Abbiamo bisogno di riordinare i conti pubblici, di controllare gli esorbitanti deficit e l’aumento del debito. Ma non necessitiamo di una terapia brutale che dimentichi l’esigenza di crescita e di generazione del lavoro. Abbiamo un problema di debito, ma non di solvibilità. Servono liquidità affinché il credito arrivi all’economia produttiva e generi crescita e lavoro. Possiamo e dobbiamo attivare la Banca e il Fondo Europeo d’Investimento, invitando coloro che vogliono parteciparvi con i loro risparmi in eccesso – come nel caso della Cina e di altri Paesi emergenti – in un grande fondo che serva ad investire in infrastrutture energetiche, di rete, in autostrade del mare…, che diano impulso alla modernizzazione e alla crescita, generando lavoro in Europa.
Ma non dobbiamo dimenticare l’origine della crisi. L’abilità neo-conservatrice, quella degli attori finanziari, delle agenzie di rating, consiste nel farci dimenticare le correzioni di base che necessita il modello di economia finanziaria senza regolazioni e piena di presunzione che ci ha condotti alla catastrofe. I governi sono condizionati in maniera ossessiva dai «premi di rischio», dalle valutazioni – senza alcuna legittimità, né di origine né di esercizio-, schiacciati giorno dopo giorno da una sorta di lotta per la sopravvivenza, che non permette loro di affrontare le cause di fondo della situazione attuale.
Non si raggiunge nemmeno il consenso minimo per imporre una tassa sulle transazioni finanziarie. La resistenza non è dovuta agli effetti di riscossione di tale tassa, ma piuttosto agli effetti regolatori che permetterebbero di controllare i movimenti speculativi di breve e brevissimo termine, che colpiscono in modo drammatico il valore delle imprese e sconvolgono il funzionamento normale dell’economia reale.
E la sinistra deve proporre, senza timore, le riforme strutturali necessarie per avanzare verso un’economia altamente competitiva, che premi la produttività oraria del lavoro, l’eccellenza del prodotto finale, l’innovazione e lo spirito imprenditoriale. Un modello sostenibile dal punto di vista economico e medio-ambientale, per competere in un’economia globalizzata che ci sta emarginando.
Solo così potremo raggiungere il valore sufficiente per difendere, sull’offensiva, la coesione sociale che ci identifica, migliorando il sistema sanitario pubblico, l’educazione e la formazione professionale di qualità, arrivando a tutti, uniformando le opportunità e competendo in maniera vantaggiosa.

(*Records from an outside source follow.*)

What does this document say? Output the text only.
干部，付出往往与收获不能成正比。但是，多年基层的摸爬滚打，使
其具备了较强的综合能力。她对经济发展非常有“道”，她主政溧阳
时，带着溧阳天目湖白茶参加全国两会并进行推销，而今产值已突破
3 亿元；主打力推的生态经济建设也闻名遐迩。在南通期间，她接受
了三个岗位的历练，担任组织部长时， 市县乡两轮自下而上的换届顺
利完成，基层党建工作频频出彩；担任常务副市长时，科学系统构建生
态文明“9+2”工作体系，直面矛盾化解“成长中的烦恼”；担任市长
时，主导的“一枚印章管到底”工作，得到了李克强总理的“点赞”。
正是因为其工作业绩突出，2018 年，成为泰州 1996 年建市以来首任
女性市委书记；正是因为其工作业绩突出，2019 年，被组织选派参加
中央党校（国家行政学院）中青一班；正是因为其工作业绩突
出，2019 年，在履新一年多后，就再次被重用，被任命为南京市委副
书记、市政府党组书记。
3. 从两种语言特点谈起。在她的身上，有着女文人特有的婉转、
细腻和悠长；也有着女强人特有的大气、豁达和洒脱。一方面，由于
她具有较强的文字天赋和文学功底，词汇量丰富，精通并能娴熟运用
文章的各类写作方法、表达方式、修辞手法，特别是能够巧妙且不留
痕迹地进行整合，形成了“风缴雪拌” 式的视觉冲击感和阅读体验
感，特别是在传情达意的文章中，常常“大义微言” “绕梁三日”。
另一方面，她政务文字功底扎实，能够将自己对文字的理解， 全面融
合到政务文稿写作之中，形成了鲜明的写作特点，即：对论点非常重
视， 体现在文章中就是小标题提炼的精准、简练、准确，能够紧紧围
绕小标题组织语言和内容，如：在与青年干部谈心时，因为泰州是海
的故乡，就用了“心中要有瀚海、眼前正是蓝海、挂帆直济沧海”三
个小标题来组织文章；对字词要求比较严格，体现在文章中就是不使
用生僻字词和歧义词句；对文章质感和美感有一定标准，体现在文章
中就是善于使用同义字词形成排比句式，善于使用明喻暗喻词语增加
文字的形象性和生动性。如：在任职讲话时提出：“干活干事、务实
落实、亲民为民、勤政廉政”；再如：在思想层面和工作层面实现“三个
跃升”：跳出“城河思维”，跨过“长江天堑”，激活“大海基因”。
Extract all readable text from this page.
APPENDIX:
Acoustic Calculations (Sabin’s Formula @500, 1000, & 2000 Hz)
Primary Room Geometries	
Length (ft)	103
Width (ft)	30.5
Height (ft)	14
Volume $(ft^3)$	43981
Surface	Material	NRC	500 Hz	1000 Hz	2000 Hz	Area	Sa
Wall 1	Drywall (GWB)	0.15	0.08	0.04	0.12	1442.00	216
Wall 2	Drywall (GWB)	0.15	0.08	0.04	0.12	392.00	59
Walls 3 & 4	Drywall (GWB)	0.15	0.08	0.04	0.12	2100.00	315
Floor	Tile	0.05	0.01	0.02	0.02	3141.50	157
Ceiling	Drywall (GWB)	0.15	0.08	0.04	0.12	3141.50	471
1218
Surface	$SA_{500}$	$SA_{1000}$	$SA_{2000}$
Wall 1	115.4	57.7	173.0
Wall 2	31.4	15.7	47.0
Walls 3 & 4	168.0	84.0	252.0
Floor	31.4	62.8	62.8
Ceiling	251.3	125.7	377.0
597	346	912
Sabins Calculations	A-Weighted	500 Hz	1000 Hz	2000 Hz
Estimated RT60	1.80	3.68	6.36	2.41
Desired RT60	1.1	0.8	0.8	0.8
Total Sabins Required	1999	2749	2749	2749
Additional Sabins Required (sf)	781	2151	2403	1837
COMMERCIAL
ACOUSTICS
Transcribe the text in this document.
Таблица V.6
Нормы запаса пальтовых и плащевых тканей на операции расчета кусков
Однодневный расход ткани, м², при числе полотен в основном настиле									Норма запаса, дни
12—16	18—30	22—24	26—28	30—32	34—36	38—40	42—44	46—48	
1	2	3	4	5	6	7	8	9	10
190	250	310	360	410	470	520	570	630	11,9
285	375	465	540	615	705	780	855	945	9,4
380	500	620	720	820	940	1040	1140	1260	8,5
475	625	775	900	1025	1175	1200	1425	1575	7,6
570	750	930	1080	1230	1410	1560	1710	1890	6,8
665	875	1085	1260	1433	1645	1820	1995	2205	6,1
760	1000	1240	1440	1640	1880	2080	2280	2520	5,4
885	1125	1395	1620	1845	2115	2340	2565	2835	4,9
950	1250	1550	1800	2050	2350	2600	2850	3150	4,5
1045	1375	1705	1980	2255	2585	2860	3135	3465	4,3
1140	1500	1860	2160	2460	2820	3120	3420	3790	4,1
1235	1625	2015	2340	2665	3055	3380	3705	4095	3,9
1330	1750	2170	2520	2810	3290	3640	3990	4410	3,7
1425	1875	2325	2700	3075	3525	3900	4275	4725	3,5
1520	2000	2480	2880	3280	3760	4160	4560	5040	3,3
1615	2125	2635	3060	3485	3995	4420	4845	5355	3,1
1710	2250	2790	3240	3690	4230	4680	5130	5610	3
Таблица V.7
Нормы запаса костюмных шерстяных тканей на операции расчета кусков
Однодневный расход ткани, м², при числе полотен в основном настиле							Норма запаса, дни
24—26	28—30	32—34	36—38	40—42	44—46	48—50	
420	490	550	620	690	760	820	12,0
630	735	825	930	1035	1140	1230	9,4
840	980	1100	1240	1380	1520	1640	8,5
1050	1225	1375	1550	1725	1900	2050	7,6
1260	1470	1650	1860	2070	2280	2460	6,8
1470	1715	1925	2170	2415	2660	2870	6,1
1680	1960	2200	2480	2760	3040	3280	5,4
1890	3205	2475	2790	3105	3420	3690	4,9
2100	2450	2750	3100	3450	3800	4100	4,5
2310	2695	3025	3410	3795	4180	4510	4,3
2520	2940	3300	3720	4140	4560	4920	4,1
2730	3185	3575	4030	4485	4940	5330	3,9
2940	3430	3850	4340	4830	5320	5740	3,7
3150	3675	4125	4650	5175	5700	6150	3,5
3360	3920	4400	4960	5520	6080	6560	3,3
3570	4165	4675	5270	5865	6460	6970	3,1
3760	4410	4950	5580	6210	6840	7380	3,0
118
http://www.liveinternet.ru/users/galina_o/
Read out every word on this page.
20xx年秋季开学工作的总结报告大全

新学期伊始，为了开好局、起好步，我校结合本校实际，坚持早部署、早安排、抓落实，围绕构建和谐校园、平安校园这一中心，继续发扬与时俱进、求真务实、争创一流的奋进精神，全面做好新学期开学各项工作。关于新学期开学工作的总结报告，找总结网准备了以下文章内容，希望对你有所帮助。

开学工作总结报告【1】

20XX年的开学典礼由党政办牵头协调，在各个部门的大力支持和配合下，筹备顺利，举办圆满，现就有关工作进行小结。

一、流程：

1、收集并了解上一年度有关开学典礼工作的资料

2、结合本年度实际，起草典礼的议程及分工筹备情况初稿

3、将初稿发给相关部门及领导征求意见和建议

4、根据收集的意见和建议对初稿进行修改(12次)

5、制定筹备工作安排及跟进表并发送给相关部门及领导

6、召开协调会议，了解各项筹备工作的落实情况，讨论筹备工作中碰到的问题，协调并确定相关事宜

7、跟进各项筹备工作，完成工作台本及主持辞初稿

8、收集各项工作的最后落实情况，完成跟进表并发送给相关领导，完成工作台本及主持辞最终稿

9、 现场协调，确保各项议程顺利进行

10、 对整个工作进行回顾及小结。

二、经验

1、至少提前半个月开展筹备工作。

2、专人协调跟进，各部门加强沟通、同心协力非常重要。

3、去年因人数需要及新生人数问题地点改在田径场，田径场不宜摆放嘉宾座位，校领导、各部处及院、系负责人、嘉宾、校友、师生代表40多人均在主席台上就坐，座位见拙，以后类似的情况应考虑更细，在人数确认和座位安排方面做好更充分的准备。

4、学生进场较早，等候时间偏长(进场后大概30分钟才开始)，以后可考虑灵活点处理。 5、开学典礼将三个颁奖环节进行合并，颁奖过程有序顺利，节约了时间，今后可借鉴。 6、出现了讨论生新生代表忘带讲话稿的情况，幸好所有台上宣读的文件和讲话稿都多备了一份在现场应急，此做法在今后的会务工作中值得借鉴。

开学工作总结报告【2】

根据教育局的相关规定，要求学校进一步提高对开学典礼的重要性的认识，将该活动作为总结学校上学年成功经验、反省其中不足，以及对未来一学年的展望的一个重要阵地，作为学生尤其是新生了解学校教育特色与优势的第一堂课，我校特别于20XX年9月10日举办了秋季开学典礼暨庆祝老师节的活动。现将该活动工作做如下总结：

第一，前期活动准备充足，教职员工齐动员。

Se vogliamo che ci sia un’alternativa maggioritaria di sinistra, che includa il centro dello spettro sociale e politico, tutti, i giovani e gli adulti, dobbiamo utilizzare i nostri valori per applicarli alla nuova realtà. Noi socialisti spagnoli, lo facemmo negli Anni 80, prima che altri parlassero della «terza via» della socialdemocrazia. La società ci capì e ci appoggiò.
Ancora una volta devo ricordare che la sinistra non può commettere l’errore di confondere gli strumenti con i fini, né l’ideologia con la veste delle idee inconsistenti che usiamo per difenderci. E, in ogni epoca storica, bisogna saper rinnovare le idee e gli strumenti per essere fedeli ai valori che ci motivano: la solidarietà e la libertà.